I had survived unscathed as what the neurosurgeon called “a walking 5% miracle.” Some of my friends later told me not to “dwell on it,”get over it,” and “get on with it.” I couldn’t and wouldn’t get over it; I wanted it to dwell within me. I didn’t want it to recede into the mists of time. I had escaped untouched after seeing my morality square between the eyes. But, I was fortunate that I was not unaffected. The hemorrhage was an ironic gift for which I consciously remain grateful each day.
I immediately experienced and noticed a vivid richness in merely existing, and I didn’t want it to fade. Invigorated. Alive. Alert. Aware. Awed. Attentive of every heartbeat, every breathe. I felt every wisp of breeze, saw every blade of grass, noticed every cloud, heard every note of a bird’s song. I felt a change in perspective I didn’t want to become a vague memory. I was determined for it to remain real and not become a mirage. Days more fully lived in and lived. Intensely mindful that each moment was unrecoverable. Everything slowed down. Everything came into sharper focus. Nothing going unnoticed. Nothing taken for granted. No complacency. No blind acceptance. No lulling comfort, dulling conveniency, and mulling safety. Perception of time altered. Attention lengthened. Awareness heightened. Emotions intensely engaged. Power of grace and kindness exercised. Sights and sounds intensified. Eyes seeing. Ears hearing. Commonplace things become miracles. Every person becomes sacred. No one is divested of her or his humanity. Power of grace and kindness is exercised. Life is lived.

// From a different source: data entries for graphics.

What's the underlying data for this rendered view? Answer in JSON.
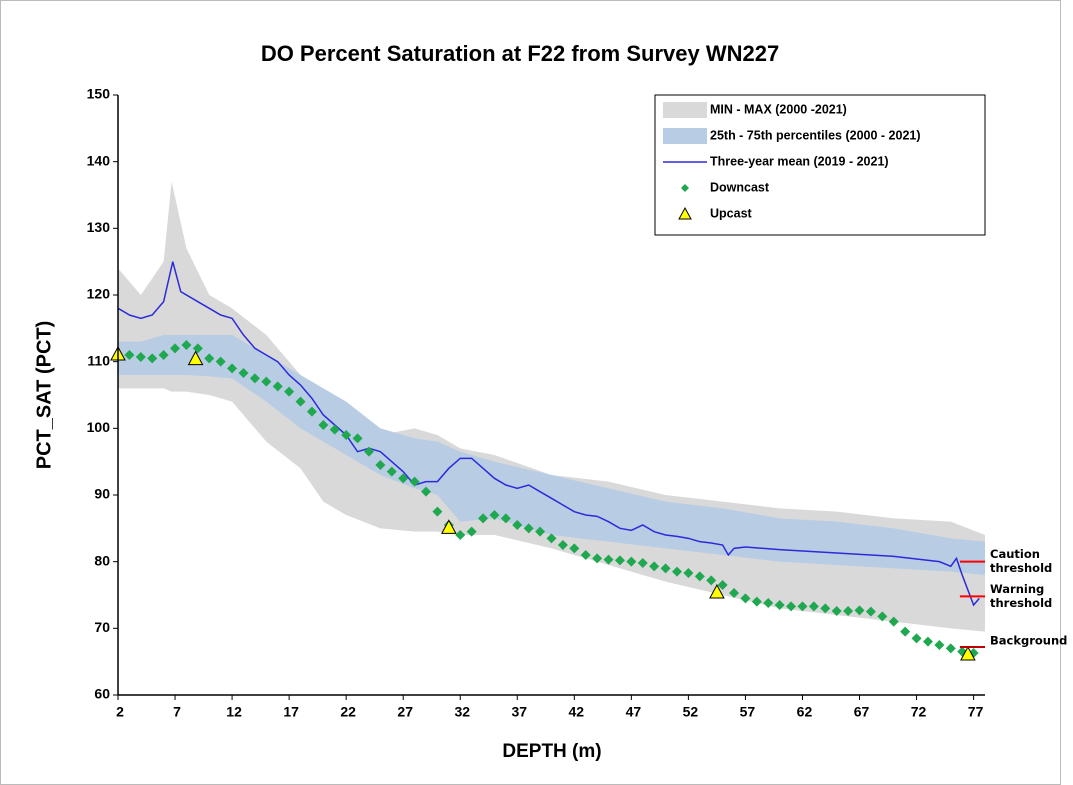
{
  "chart_data": {
    "type": "line",
    "title": "DO Percent Saturation at F22 from Survey WN227",
    "x_label": "DEPTH (m)",
    "y_label": "PCT_SAT (PCT)",
    "xlim": [
      2,
      78
    ],
    "ylim": [
      60,
      150
    ],
    "xticks": [
      2,
      7,
      12,
      17,
      22,
      27,
      32,
      37,
      42,
      47,
      52,
      57,
      62,
      67,
      72,
      77
    ],
    "yticks": [
      60,
      70,
      80,
      90,
      100,
      110,
      120,
      130,
      140,
      150
    ],
    "legend": "upper right",
    "series": [
      {
        "name": "MIN - MAX (2000 -2021)",
        "type": "band",
        "color": "#d9d9d9",
        "x": [
          2,
          4,
          6,
          6.7,
          8,
          10,
          12,
          15,
          18,
          20,
          22,
          25,
          28,
          30,
          32,
          35,
          40,
          45,
          50,
          55,
          60,
          65,
          70,
          75,
          78
        ],
        "low": [
          106,
          106,
          106,
          105.5,
          105.5,
          105,
          104,
          98,
          94,
          89,
          87,
          85,
          84.5,
          84.5,
          84,
          84,
          82,
          79.5,
          77,
          75,
          73,
          72,
          71,
          70,
          69.5
        ],
        "high": [
          124,
          120,
          125,
          137,
          127,
          120,
          118,
          114,
          108,
          105,
          103,
          99,
          100,
          99,
          97,
          96,
          93,
          92,
          90,
          89,
          88,
          87.5,
          86.5,
          86,
          84
        ]
      },
      {
        "name": "25th - 75th percentiles (2000 - 2021)",
        "type": "band",
        "color": "#b8cce4",
        "x": [
          2,
          4,
          6,
          6.7,
          8,
          10,
          12,
          15,
          18,
          20,
          22,
          25,
          28,
          30,
          32,
          35,
          40,
          45,
          50,
          55,
          60,
          65,
          70,
          75,
          78
        ],
        "low": [
          108,
          108,
          108,
          108,
          108,
          107.8,
          107.5,
          104,
          100,
          98,
          96,
          93,
          91,
          90,
          86,
          86.5,
          84,
          83,
          82,
          81,
          80,
          79.5,
          79,
          78.5,
          78
        ],
        "high": [
          113,
          113,
          114,
          114,
          114,
          114,
          114,
          111,
          108,
          106,
          104,
          100,
          98.5,
          98,
          96.5,
          95,
          93,
          91,
          89,
          88,
          86.5,
          86,
          85,
          83.5,
          83
        ]
      },
      {
        "name": "Three-year mean (2019 - 2021)",
        "type": "line",
        "color": "#2b2bd9",
        "x": [
          2,
          3,
          4,
          5,
          6,
          6.8,
          7.5,
          9,
          10,
          11,
          12,
          13,
          14,
          15,
          16,
          17,
          18,
          19,
          20,
          21,
          22,
          23,
          24,
          25,
          26,
          27,
          28,
          29,
          30,
          31,
          32,
          33,
          34,
          35,
          36,
          37,
          38,
          39,
          40,
          41,
          42,
          43,
          44,
          45,
          46,
          47,
          48,
          49,
          50,
          51,
          52,
          53,
          54,
          55,
          55.5,
          56,
          57,
          60,
          65,
          70,
          74,
          75,
          75.5,
          76,
          77,
          77.5
        ],
        "values": [
          118,
          117,
          116.5,
          117,
          119,
          125,
          120.5,
          119,
          118,
          117,
          116.5,
          114,
          112,
          111,
          110,
          108,
          106.5,
          104.5,
          102,
          100.5,
          99,
          96.5,
          97,
          96.5,
          95,
          93.5,
          91.5,
          92,
          92,
          94,
          95.5,
          95.5,
          94,
          92.5,
          91.5,
          91,
          91.5,
          90.5,
          89.5,
          88.5,
          87.5,
          87,
          86.8,
          86,
          85,
          84.7,
          85.5,
          84.5,
          84,
          83.8,
          83.5,
          83,
          82.8,
          82.5,
          81,
          82,
          82.2,
          81.8,
          81.3,
          80.8,
          80,
          79.3,
          80.5,
          78,
          73.5,
          74.5
        ]
      },
      {
        "name": "Downcast",
        "type": "scatter",
        "marker": "diamond",
        "color": "#1fa84f",
        "x": [
          2,
          3,
          4,
          5,
          6,
          7,
          8,
          9,
          10,
          11,
          12,
          13,
          14,
          15,
          16,
          17,
          18,
          19,
          20,
          21,
          22,
          23,
          24,
          25,
          26,
          27,
          28,
          29,
          30,
          31,
          32,
          33,
          34,
          35,
          36,
          37,
          38,
          39,
          40,
          41,
          42,
          43,
          44,
          45,
          46,
          47,
          48,
          49,
          50,
          51,
          52,
          53,
          54,
          55,
          56,
          57,
          58,
          59,
          60,
          61,
          62,
          63,
          64,
          65,
          66,
          67,
          68,
          69,
          70,
          71,
          72,
          73,
          74,
          75,
          76,
          77
        ],
        "values": [
          111,
          111,
          110.7,
          110.5,
          111,
          112,
          112.5,
          112,
          110.5,
          110,
          109,
          108.3,
          107.5,
          107,
          106.3,
          105.5,
          104,
          102.5,
          100.5,
          99.8,
          99,
          98.5,
          96.5,
          94.5,
          93.5,
          92.5,
          92,
          90.5,
          87.5,
          85.5,
          84,
          84.5,
          86.5,
          87,
          86.5,
          85.5,
          85,
          84.5,
          83.5,
          82.5,
          82,
          81,
          80.5,
          80.3,
          80.2,
          80,
          79.8,
          79.3,
          79,
          78.5,
          78.3,
          77.8,
          77.2,
          76.5,
          75.3,
          74.5,
          74,
          73.8,
          73.5,
          73.3,
          73.3,
          73.3,
          73,
          72.6,
          72.6,
          72.7,
          72.5,
          71.8,
          71,
          69.5,
          68.5,
          68,
          67.5,
          67,
          66.5,
          66.3
        ]
      },
      {
        "name": "Upcast",
        "type": "scatter",
        "marker": "triangle",
        "color": "#ffff00",
        "x": [
          2,
          8.8,
          31,
          54.5,
          76.5
        ],
        "values": [
          111,
          110.3,
          85,
          75.3,
          66
        ]
      }
    ],
    "thresholds": [
      {
        "label": [
          "Caution",
          "threshold"
        ],
        "value": 80,
        "color": "#ff0000"
      },
      {
        "label": [
          "Warning",
          "threshold"
        ],
        "value": 74.8,
        "color": "#ff0000"
      },
      {
        "label": [
          "Background"
        ],
        "value": 67.2,
        "color": "#c00000"
      }
    ]
  }
}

All this applied to myself, to things around me, to Susie, to my sons, to their wives, and to my granddaughters. It applied to friends, strangers, colleagues, and students. There is nothing more dramatically egalitarian than mortality. I had and still have an understanding of the saying, “Everyone dies, but not everyone truly lives.” I truly appreciate the words to live today as if it is your last.
I’m glad to report that I have successfully halted the natural waning progression from current event, to memory, to history. I worked and still work hard, even upon retiring, to insure that these effects were not temporary as they are with too many who experience life-threatening events but refuse to change their \outlooks and ways. I work hard to live the good life fearlessly, to make sure every evening is a happy ending as each dawn is a new and glorious beginning, to live life before life leaves me, and to know, as the Talmud says, “You are not required to finish the work. Neither are you free to desist from it.” Getting up, getting out, going in, and doing it. Taking hold of life in general and teaching in particular and squeezing it for all it’s worth. That’s from whence comes my “Teacher’s Oath.”